First, I calculate population-weighted mean for neighbors then the error term (division by population per area) and finally function returns array of zeros with weights placed on the diagonal. This is related to the $ \delta $ term in the equation (1 if area is compared to itself and 0 otherwise). I hope it's clear.

Mujingrui commented 3 years ago

Hi, @szymon-datalions Thank you for your clear explanation. I just not found the calculation for population at risk n(vi) = 100,000 * count of mortality cases/rate. Thank you for your time and any possible responses.

SimonMolinsky commented 3 years ago

Hi @Mujingrui ,

Code itself doesn't calculate incidence rates (100.000 * cases/total population) and you must prepare data in this format.

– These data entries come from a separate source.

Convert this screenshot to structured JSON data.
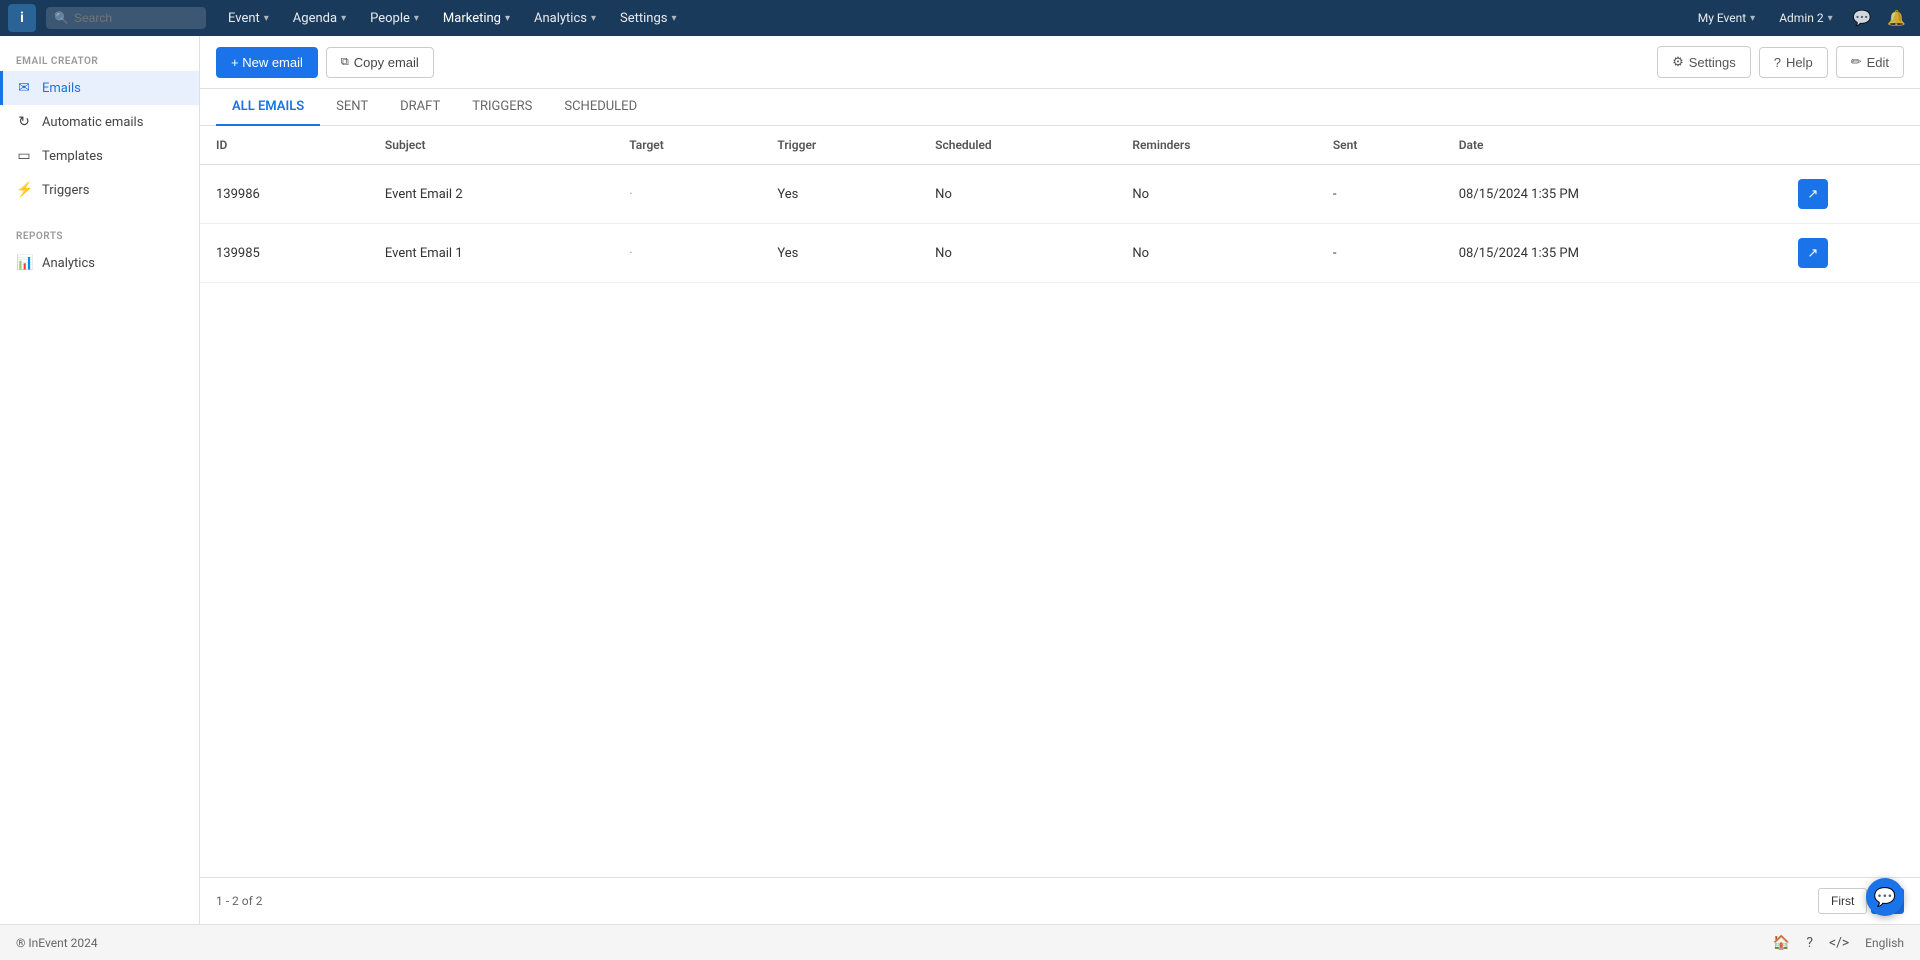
{
  "app": {
    "logo_text": "i",
    "brand_color": "#1a3a5c",
    "accent_color": "#1a73e8"
  },
  "top_nav": {
    "search_placeholder": "Search",
    "items": [
      {
        "label": "Event",
        "has_dropdown": true
      },
      {
        "label": "Agenda",
        "has_dropdown": true
      },
      {
        "label": "People",
        "has_dropdown": true
      },
      {
        "label": "Marketing",
        "has_dropdown": true,
        "active": true
      },
      {
        "label": "Analytics",
        "has_dropdown": true
      },
      {
        "label": "Settings",
        "has_dropdown": true
      }
    ],
    "my_event_label": "My Event",
    "admin_label": "Admin 2"
  },
  "sidebar": {
    "email_creator_label": "EMAIL CREATOR",
    "reports_label": "REPORTS",
    "items_email_creator": [
      {
        "id": "emails",
        "label": "Emails",
        "icon": "✉",
        "active": true
      },
      {
        "id": "automatic-emails",
        "label": "Automatic emails",
        "icon": "⟳",
        "active": false
      },
      {
        "id": "templates",
        "label": "Templates",
        "icon": "☐",
        "active": false
      },
      {
        "id": "triggers",
        "label": "Triggers",
        "icon": "⚡",
        "active": false
      }
    ],
    "items_reports": [
      {
        "id": "analytics",
        "label": "Analytics",
        "icon": "📊",
        "active": false
      }
    ]
  },
  "toolbar": {
    "new_email_label": "+ New email",
    "copy_email_label": "Copy email",
    "settings_label": "Settings",
    "help_label": "Help",
    "edit_label": "Edit"
  },
  "tabs": [
    {
      "id": "all-emails",
      "label": "ALL EMAILS",
      "active": true
    },
    {
      "id": "sent",
      "label": "SENT",
      "active": false
    },
    {
      "id": "draft",
      "label": "DRAFT",
      "active": false
    },
    {
      "id": "triggers",
      "label": "TRIGGERS",
      "active": false
    },
    {
      "id": "scheduled",
      "label": "SCHEDULED",
      "active": false
    }
  ],
  "table": {
    "columns": [
      {
        "id": "id",
        "label": "ID"
      },
      {
        "id": "subject",
        "label": "Subject"
      },
      {
        "id": "target",
        "label": "Target"
      },
      {
        "id": "trigger",
        "label": "Trigger"
      },
      {
        "id": "scheduled",
        "label": "Scheduled"
      },
      {
        "id": "reminders",
        "label": "Reminders"
      },
      {
        "id": "sent",
        "label": "Sent"
      },
      {
        "id": "date",
        "label": "Date"
      },
      {
        "id": "action",
        "label": ""
      }
    ],
    "rows": [
      {
        "id": "139986",
        "subject": "Event Email 2",
        "target": "·",
        "trigger": "Yes",
        "scheduled": "No",
        "reminders": "No",
        "sent": "-",
        "date": "08/15/2024 1:35 PM"
      },
      {
        "id": "139985",
        "subject": "Event Email 1",
        "target": "·",
        "trigger": "Yes",
        "scheduled": "No",
        "reminders": "No",
        "sent": "-",
        "date": "08/15/2024 1:35 PM"
      }
    ]
  },
  "pagination": {
    "info": "1 - 2 of 2",
    "first_label": "First",
    "page_label": "1"
  },
  "bottom_bar": {
    "copyright": "® InEvent 2024",
    "language": "English"
  }
}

Population per unit is calculated from the given shapefiles with population centroids / blocks. But small function for cases -> rates conversion could be useful, so I'll add it into the package.

Mujingrui commented 3 years ago

Hi @szymon-datalions,

Thank you for your kindly reply. I am just wondering that such kind of dataset is not easily prepared sometimes, because it is difficult to get the cases data and rate data at each population centroid. Mostly the number of cases and rates will be given at each region, not at each population centroid.

Thanks for your reply.

SimonMolinsky commented 3 years ago

Hi @Mujingrui ,

Do you mean that data preparation (or more precisely data mining) step may be an obstacle which prevents users from using pyinterpolate? If so, this is a very important piece of information and I'll take it into account in the future. Thank you for your time!

Mujingrui commented 3 years ago

Hi, @szymon-datalions

Thank you for your reply. Yes, this is my point. Since sometimes it's difficult to collect the number of cases at each population centroid. Public Health Department always gives us the number of cases in each area.

Cheers.

SimonMolinsky commented 3 years ago

I'll let this issue open for some time because I'm working with the new project related to the greater availability of those data sources directly from the Python.